Снился пляж и набегающие на него белые барашки волн. Он никогда не видел моря вживую, но откуда-то знал, как шумит прибой. Как кричат чайки. Как поглаживает лицо легкий теплый бриз. Как бегут где-то в вышине белые пушистые клочки туч. Как мягко и приятно шевелится под ногами золотистый песок. Как заманчиво шелестят широколистные кипарисы.
Господи, какая же это идиллия! Полжизни, не задумываясь, отдал бы чтоб только оказаться в этом месте не во сне. С разгону вбежать в это бескрайнее синее море, поднять в воздух мириады брызг и отдать все свое тело, без остатка, в объятия нагретых щедрым южным солнцем волн. И больше ничего не просил бы от жизни. Клянусь, больше ничего…
Господи, как же красив был созданный Тобою мир! Так бы и созерцал его до скончания дней…
Очнувшись, Крысолов первым делом взглянул на часы и был приятно удивлен — он проспал почти четыре с половиной часа. Неплохой результат. Все же лучше, чем надвинув на глаза кепку и скрестив на груди руки полулежать в запыленной кабине и отгонять от себя словно назойливых мух отрицательные мысли. И хотя в ногах даже после сна все еще чувствовалась тяжесть, прилив сил сон, безусловно, обеспечил.
— Спали? Счастливчик. А у меня бессонница уже с месяц. Крысы…
Приподнявшись на локтях, Кирилл Валериевич изумленным взглядом окинул забравшегося на переднее колесо трактора поникшего, изнуренного, с синими мешками у глаз то ли от недосыпания, то ли от всей прожитой жизни старика. Вспомнились слова Стахова, когда он рассказывал, как тот подслушал его разговор с одним из новичков. Что тут скажешь, умеет старик подкрасться незаметно, умеет.

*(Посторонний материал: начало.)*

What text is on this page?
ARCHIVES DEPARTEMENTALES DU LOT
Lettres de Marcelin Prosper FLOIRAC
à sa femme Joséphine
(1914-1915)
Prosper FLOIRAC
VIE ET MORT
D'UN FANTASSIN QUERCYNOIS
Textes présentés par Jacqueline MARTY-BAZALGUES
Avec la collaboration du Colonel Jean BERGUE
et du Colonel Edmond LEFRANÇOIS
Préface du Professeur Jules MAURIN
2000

— Что вы сказали? — выдавил Крысолов из себя, все еще находясь в дремотном состоянии, не в силах избавиться от мысли, что старик присутствовал не только здесь, на этом колесе, но и в его голове, наблюдая за разыгравшейся там баталии.
— Крысы, говорю, — поднял брови Василий Андреевич. — Только закрываю глаза, и вижу целые полчища. Как ж тут уснешь?
— Знакомо, — честно ответил Крысолов.
— У вас тоже такое бывает? — неподдельно удивился старый полковник.
— Если выражаться фигурально, то — да, бывает. Хотя чаще они имеют форму вопросительных знаков. — Крысолов приподнялся и сел, опершись спиной на решетку лобового стекла.
— Вопросы… Сомнения… Да-а-а… — будто погрузившись в мир прошлого, задумчиво протянул Василий Андреевич. — Рано или поздно они одолевают каждого человека, не говоря уже о тех, на кого возложена большая ответственность. Поверьте, Кирилл Валериевич, я понимаю вас больше чем кто-либо. И знаю, какие думы тяготят вам сердце. Но вам, в отличии от меня, еще не за что чувствовать вину. Вы все делаете правильно, и люди доверяют вам. А доверие — это самое главное, уж поверьте.